Lanvin is France’s oldest couture house, but despite its rich heritage the brand has seen revenue plummet since the exit of Alber Elbaz in 2015. Lanvin is owned by Chinese conglomerate Fosun, recently rebranded as the Lanvin Group, since 2018. Shukla will report to chairwoman Joann Cheng and work alongside Grace Zhao, his counterpart in Asia.
Brands cushioned with Chinese investment have often struggled to find long-term European success, lacking local market knowledge to successfully execute a turnaround. An article in the South China Morning Post last month said UK luxury brand Savile Row tailors Gieves & Hawkes and French labels Sandro and Maje have suffered from a Chinese company’s failed attempt to build a luxury conglomerate.

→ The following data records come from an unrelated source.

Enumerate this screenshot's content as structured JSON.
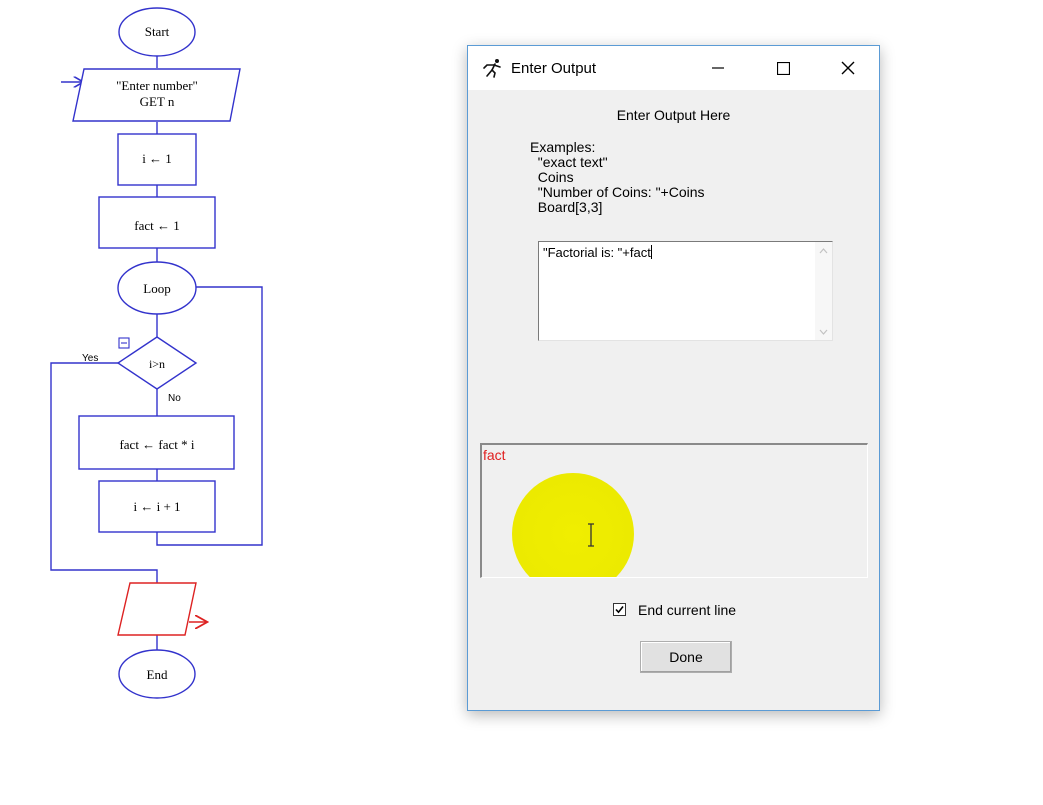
{
  "flowchart": {
    "start_label": "Start",
    "input_line1": "\"Enter number\"",
    "input_line2": "GET n",
    "assign_i": "i ← 1",
    "assign_fact": "fact ← 1",
    "loop_label": "Loop",
    "decision_label": "i>n",
    "yes_label": "Yes",
    "no_label": "No",
    "multiply_label": "fact ← fact * i",
    "increment_label": "i ← i + 1",
    "end_label": "End",
    "colors": {
      "shape": "#3333cc",
      "selected_output": "#dd2222"
    }
  },
  "dialog": {
    "title": "Enter Output",
    "heading": "Enter Output Here",
    "examples_title": "Examples:",
    "examples": [
      "  \"exact text\"",
      "  Coins",
      "  \"Number of Coins: \"+Coins",
      "  Board[3,3]"
    ],
    "output_value": "\"Factorial is: \"+fact",
    "variable_label": "fact",
    "checkbox_label": "End current line",
    "checkbox_checked": true,
    "done_label": "Done",
    "icons": {
      "app": "runner-icon",
      "minimize": "minimize-icon",
      "maximize": "maximize-icon",
      "close": "close-icon"
    }
  }
}
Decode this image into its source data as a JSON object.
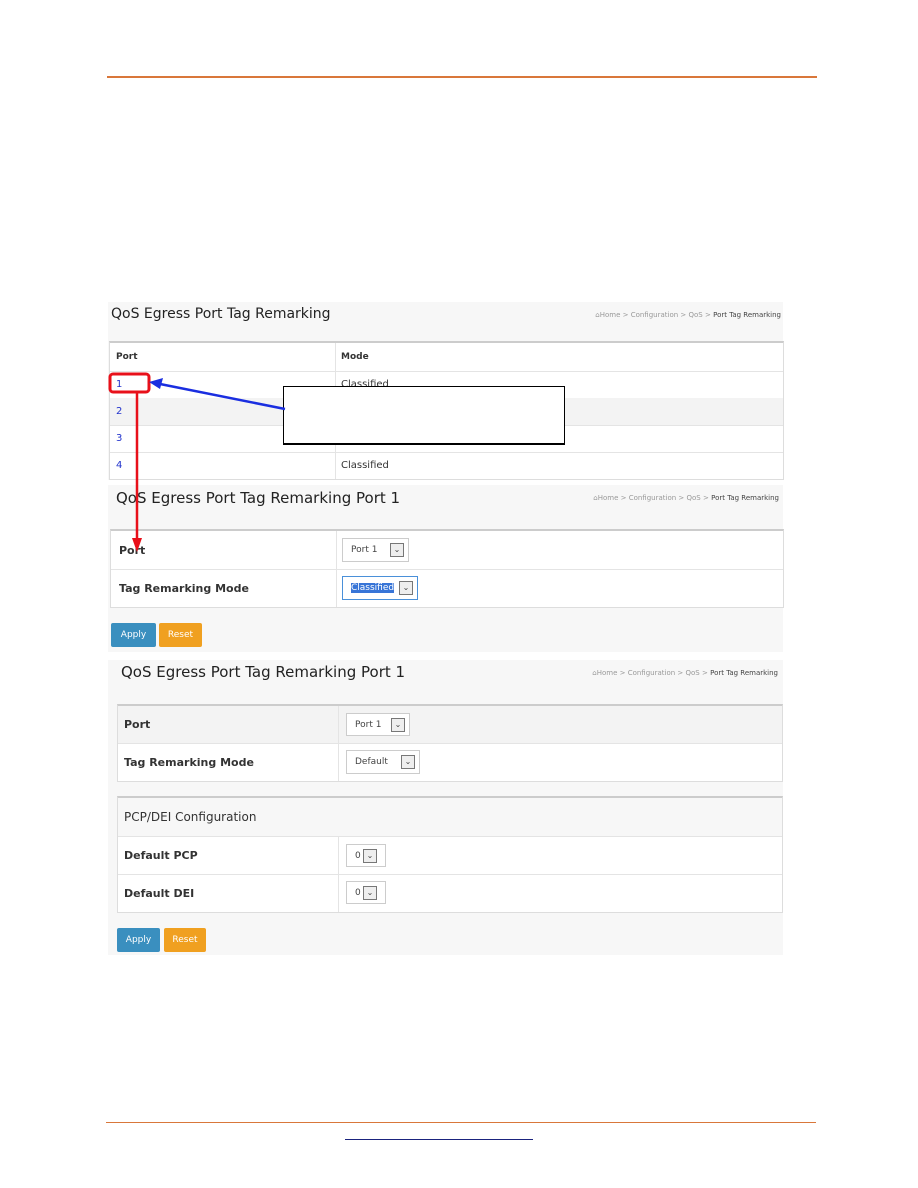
{
  "colors": {
    "rule": "#d9773a",
    "link": "#2233cc",
    "apply": "#3a8fbf",
    "reset": "#f0a020",
    "annotation_arrow_blue": "#1a2ee0",
    "annotation_red": "#e8101a"
  },
  "breadcrumb": {
    "home": "Home",
    "items": [
      "Configuration",
      "QoS",
      "Port Tag Remarking"
    ],
    "separator": ">"
  },
  "panel1": {
    "title": "QoS Egress Port Tag Remarking",
    "headers": [
      "Port",
      "Mode"
    ],
    "rows": [
      {
        "port": "1",
        "mode": "Classified"
      },
      {
        "port": "2",
        "mode": ""
      },
      {
        "port": "3",
        "mode": ""
      },
      {
        "port": "4",
        "mode": "Classified"
      }
    ]
  },
  "panel2": {
    "title": "QoS Egress Port Tag Remarking  Port 1",
    "port_label": "Port",
    "port_value": "Port 1",
    "mode_label": "Tag Remarking Mode",
    "mode_value": "Classified",
    "apply": "Apply",
    "reset": "Reset"
  },
  "panel3": {
    "title": "QoS Egress Port Tag Remarking  Port 1",
    "port_label": "Port",
    "port_value": "Port 1",
    "mode_label": "Tag Remarking Mode",
    "mode_value": "Default",
    "section": "PCP/DEI Configuration",
    "pcp_label": "Default PCP",
    "pcp_value": "0",
    "dei_label": "Default DEI",
    "dei_value": "0",
    "apply": "Apply",
    "reset": "Reset"
  }
}
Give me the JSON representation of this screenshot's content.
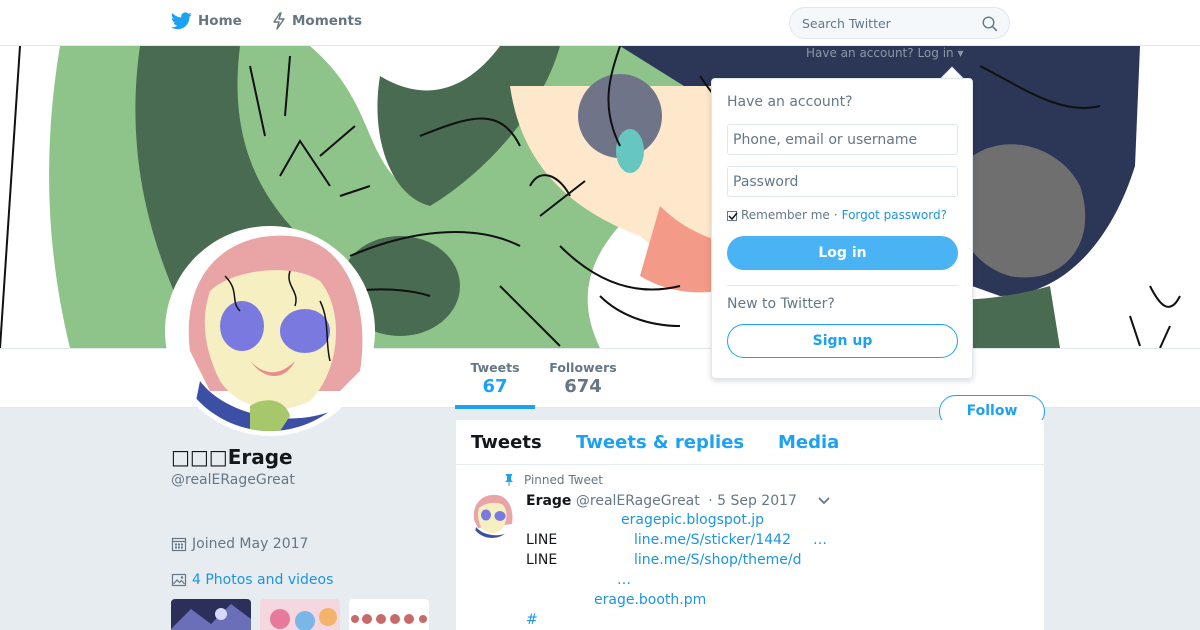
{
  "topbar": {
    "home_label": "Home",
    "moments_label": "Moments",
    "search_placeholder": "Search Twitter"
  },
  "behind_text": "Have an account? Log in ▾",
  "profile": {
    "name": "□□□Erage",
    "handle": "@realERageGreat",
    "joined": "Joined May 2017",
    "photos_label": "4 Photos and videos"
  },
  "stats": [
    {
      "label": "Tweets",
      "value": "67"
    },
    {
      "label": "Followers",
      "value": "674"
    }
  ],
  "follow_label": "Follow",
  "timeline": {
    "tabs": [
      "Tweets",
      "Tweets & replies",
      "Media"
    ],
    "pinned_label": "Pinned Tweet",
    "tweet": {
      "name": "Erage",
      "handle": "@realERageGreat",
      "date": "· 5 Sep 2017",
      "lines": [
        {
          "prefix": "",
          "link": "eragepic.blogspot.jp",
          "suffix": ""
        },
        {
          "prefix": "LINE",
          "link": "line.me/S/sticker/1442",
          "suffix": "…"
        },
        {
          "prefix": "LINE",
          "link": "line.me/S/shop/theme/d",
          "suffix": ""
        },
        {
          "prefix": "",
          "link": "…",
          "suffix": ""
        },
        {
          "prefix": "",
          "link": "erage.booth.pm",
          "suffix": ""
        },
        {
          "prefix": "",
          "link": "#",
          "suffix": ""
        }
      ]
    }
  },
  "login": {
    "heading": "Have an account?",
    "username_placeholder": "Phone, email or username",
    "password_placeholder": "Password",
    "remember": "Remember me",
    "separator": "·",
    "forgot": "Forgot password?",
    "login_button": "Log in",
    "new_heading": "New to Twitter?",
    "signup_button": "Sign up"
  },
  "colors": {
    "accent": "#1da1f2",
    "background": "#e6ecf0",
    "login_button": "#4ab3f4"
  }
}
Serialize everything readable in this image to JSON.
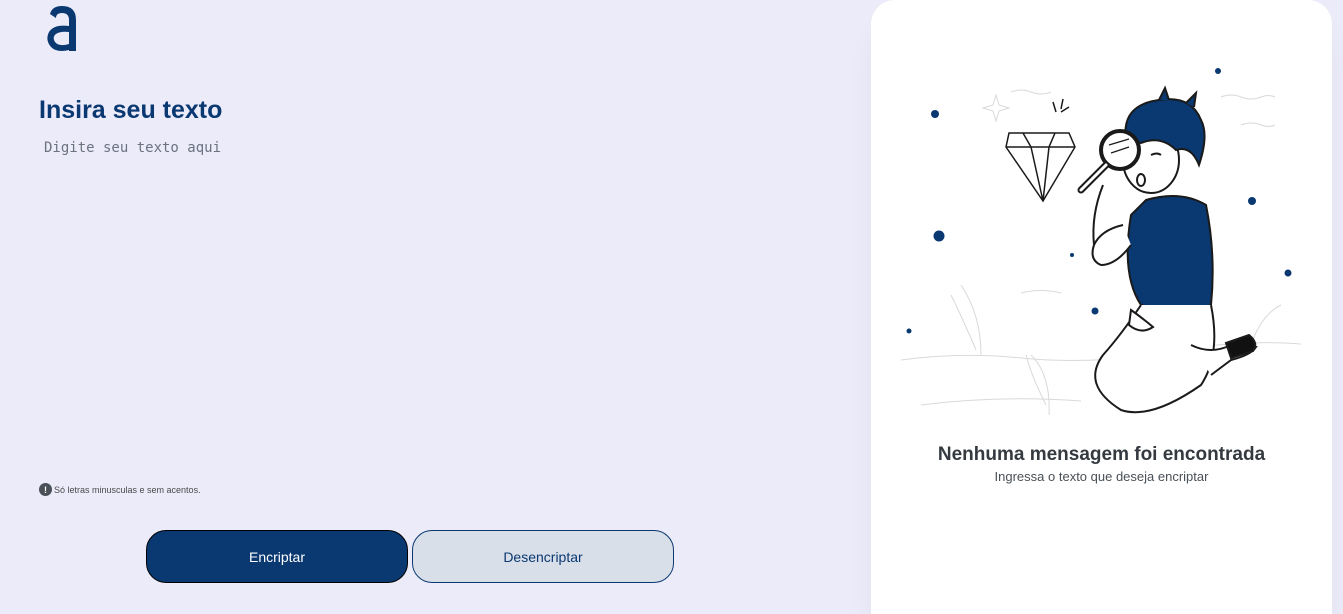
{
  "brand": {
    "logo_icon": "alura-logo-icon",
    "accent_color": "#0a3871"
  },
  "editor": {
    "heading": "Insira seu texto",
    "placeholder": "Digite seu texto aqui",
    "hint_icon": "exclamation-circle-icon",
    "hint_text": "Só letras minusculas e sem acentos."
  },
  "actions": {
    "encrypt_label": "Encriptar",
    "decrypt_label": "Desencriptar"
  },
  "output": {
    "illustration": "person-with-magnifier-diamond-illustration",
    "title": "Nenhuma mensagem foi encontrada",
    "subtitle": "Ingressa o texto que deseja encriptar"
  }
}
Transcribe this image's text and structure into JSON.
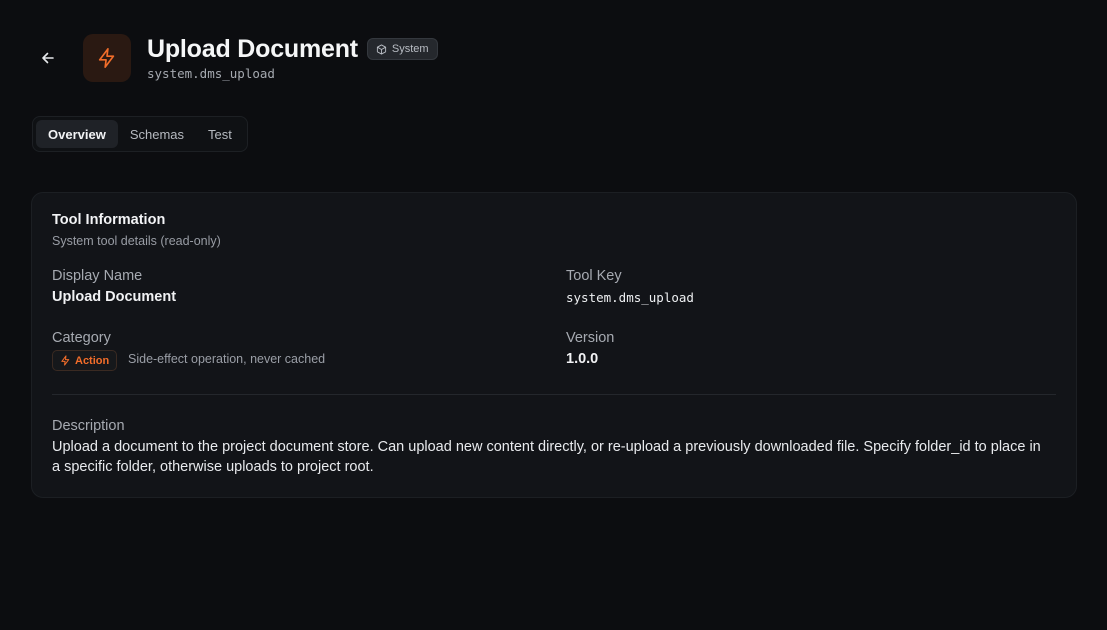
{
  "header": {
    "title": "Upload Document",
    "badge": "System",
    "tool_key": "system.dms_upload"
  },
  "tabs": [
    {
      "label": "Overview",
      "active": true
    },
    {
      "label": "Schemas",
      "active": false
    },
    {
      "label": "Test",
      "active": false
    }
  ],
  "card": {
    "title": "Tool Information",
    "subtitle": "System tool details (read-only)",
    "display_name": {
      "label": "Display Name",
      "value": "Upload Document"
    },
    "tool_key": {
      "label": "Tool Key",
      "value": "system.dms_upload"
    },
    "category": {
      "label": "Category",
      "badge": "Action",
      "note": "Side-effect operation, never cached"
    },
    "version": {
      "label": "Version",
      "value": "1.0.0"
    },
    "description": {
      "label": "Description",
      "value": "Upload a document to the project document store. Can upload new content directly, or re-upload a previously downloaded file. Specify folder_id to place in a specific folder, otherwise uploads to project root."
    }
  },
  "colors": {
    "accent": "#f26d2a",
    "background": "#0c0d10",
    "card": "#121418"
  },
  "icons": {
    "back": "arrow-left-icon",
    "tool": "lightning-bolt-icon",
    "badge": "cube-icon",
    "action": "lightning-bolt-icon"
  }
}
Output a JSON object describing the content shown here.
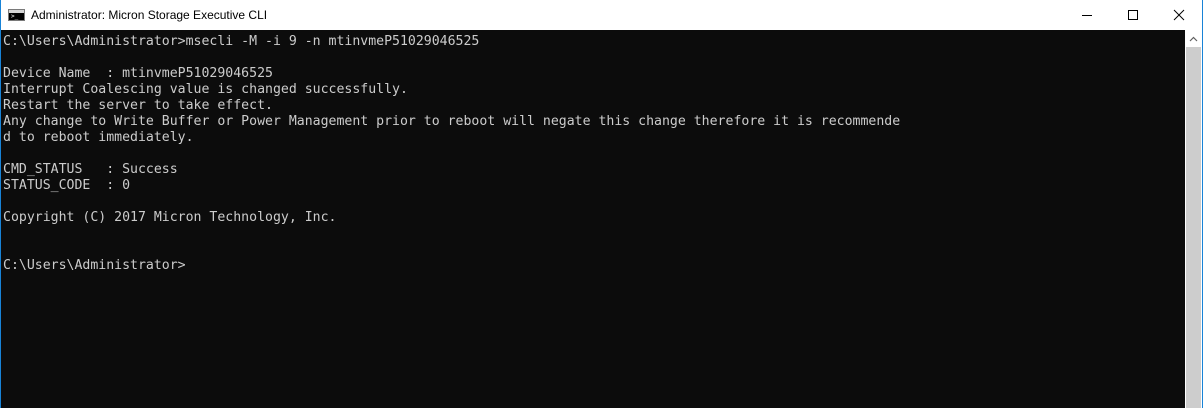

The Lanvin Group similarly lacks experience in managing European-founded luxury brands, but it could boost Lanvin’s Asia sales, where it does have significant market expertise. Other companies in its portfolio include Caruso, Wolford and Sergio Rossi.
While China’s customers have long been the bottom line saviour for many European brands when local markets have less appetite for luxury, having Chinese owners is an entirely different category.
One of the reasons there is no LVMH equivalent in China is that most luxury houses already have parent companies and not many are available to be bought. Despite Chinese conglomerates having the wealth and cash to make purchases, many brands still prefer to have European ownership.
Shukla will have to align with the Lanvin Group’s strategy and learn to navigate the cultural and market differences between China, the EU and US to return the brand to desirability in its heritage market.
Currently Lanvin operates 18 boutiques in addition to four outlets.